The 39-year-old woman was taken into custody shortly before 7 a.m. (2 a.m. EDT) at a house in West Yorkshire in northern England on suspicion of conspiring to intercept voicemail messages, police said in a statement.
Detectives are investigating assertions that journalists on the News of the World tabloid hacked the phones of members of the royal family, politicians, celebrities and sports stars to listen to their voicemail messages.
The scandal dates back to 2005-6 when the News of the World's royal reporter and a private detective were arrested and later jailed for snooping on the voicemail messages of royal aides.
Police launched a new inquiry last January after being severely criticized over their original investigation, which critics said had not gone far enough.
News International, parent company of the News of the World, said in April it would admit liability and pay compensation in eight cases, though many more people believe they were targeted.
In April, detectives arrested the paper's chief reporter Neville Thurlbeck, one of its senior reporters James Weatherup, and Ian Edmondson, a former senior editor who was sacked after an internal inquiry into his conduct. Both were freed on bail after questioning.

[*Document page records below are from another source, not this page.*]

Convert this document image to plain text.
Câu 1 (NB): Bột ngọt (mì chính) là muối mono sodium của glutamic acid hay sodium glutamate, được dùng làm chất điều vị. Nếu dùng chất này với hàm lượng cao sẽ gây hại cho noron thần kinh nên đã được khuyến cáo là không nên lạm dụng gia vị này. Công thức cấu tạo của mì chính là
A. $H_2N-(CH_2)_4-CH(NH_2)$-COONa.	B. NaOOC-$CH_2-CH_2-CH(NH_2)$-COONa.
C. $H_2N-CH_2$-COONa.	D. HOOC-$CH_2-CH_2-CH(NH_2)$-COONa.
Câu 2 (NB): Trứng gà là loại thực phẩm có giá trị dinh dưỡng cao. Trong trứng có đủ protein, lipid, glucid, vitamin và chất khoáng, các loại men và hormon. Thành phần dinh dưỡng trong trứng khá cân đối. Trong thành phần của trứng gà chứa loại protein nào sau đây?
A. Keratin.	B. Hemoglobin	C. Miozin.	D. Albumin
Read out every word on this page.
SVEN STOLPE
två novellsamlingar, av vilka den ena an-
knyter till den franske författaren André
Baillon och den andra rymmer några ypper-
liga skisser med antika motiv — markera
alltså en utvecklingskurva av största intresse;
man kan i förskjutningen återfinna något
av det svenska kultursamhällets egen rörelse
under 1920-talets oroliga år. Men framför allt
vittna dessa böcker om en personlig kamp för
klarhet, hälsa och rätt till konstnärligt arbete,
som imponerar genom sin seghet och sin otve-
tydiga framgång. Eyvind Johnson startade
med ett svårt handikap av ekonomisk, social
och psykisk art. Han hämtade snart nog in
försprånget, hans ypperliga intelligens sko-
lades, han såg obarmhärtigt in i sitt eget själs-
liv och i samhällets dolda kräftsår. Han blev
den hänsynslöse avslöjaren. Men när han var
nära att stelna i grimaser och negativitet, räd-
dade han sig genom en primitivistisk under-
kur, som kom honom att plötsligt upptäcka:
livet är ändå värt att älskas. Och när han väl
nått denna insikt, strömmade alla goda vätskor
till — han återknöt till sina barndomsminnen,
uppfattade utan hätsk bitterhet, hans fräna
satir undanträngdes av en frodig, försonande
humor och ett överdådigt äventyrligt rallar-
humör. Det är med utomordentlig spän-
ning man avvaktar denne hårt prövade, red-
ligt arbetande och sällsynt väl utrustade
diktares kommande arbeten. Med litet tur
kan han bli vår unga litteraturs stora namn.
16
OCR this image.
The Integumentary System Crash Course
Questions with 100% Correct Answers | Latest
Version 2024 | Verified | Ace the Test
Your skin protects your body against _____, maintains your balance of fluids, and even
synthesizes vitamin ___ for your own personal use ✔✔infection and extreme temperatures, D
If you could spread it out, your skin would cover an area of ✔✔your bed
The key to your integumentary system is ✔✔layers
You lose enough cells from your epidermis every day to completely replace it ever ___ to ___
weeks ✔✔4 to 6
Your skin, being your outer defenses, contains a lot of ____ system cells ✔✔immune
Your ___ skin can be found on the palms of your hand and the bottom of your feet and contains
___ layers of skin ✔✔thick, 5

"This morning's events did not relate to a current employee or a former full time member of staff of the News of the World," News International said in a statement.
"We have been cooperating fully with the police inquiry since our voluntary disclosure of evidence reopened the police investigation."
Dozens of high-profile figures including Hollywood star Jude Law are now suing the newspaper for allegedly trawling their phone messages for salacious details to sell to newspapers.
Earlier this month film star Sienna Miller's privacy and harassment claim against the paper was settled for 100,000 pounds and lawyers say the company could face claims which could cost it 40 million pounds ($65 million).
The issue has also affected Prime Minister David Cameron, whose former media chief, Andy Coulson, was the paper's editor when the hacking scandal broke.
Coulson later resigned his government post, although he always denied any knowledge of the practice.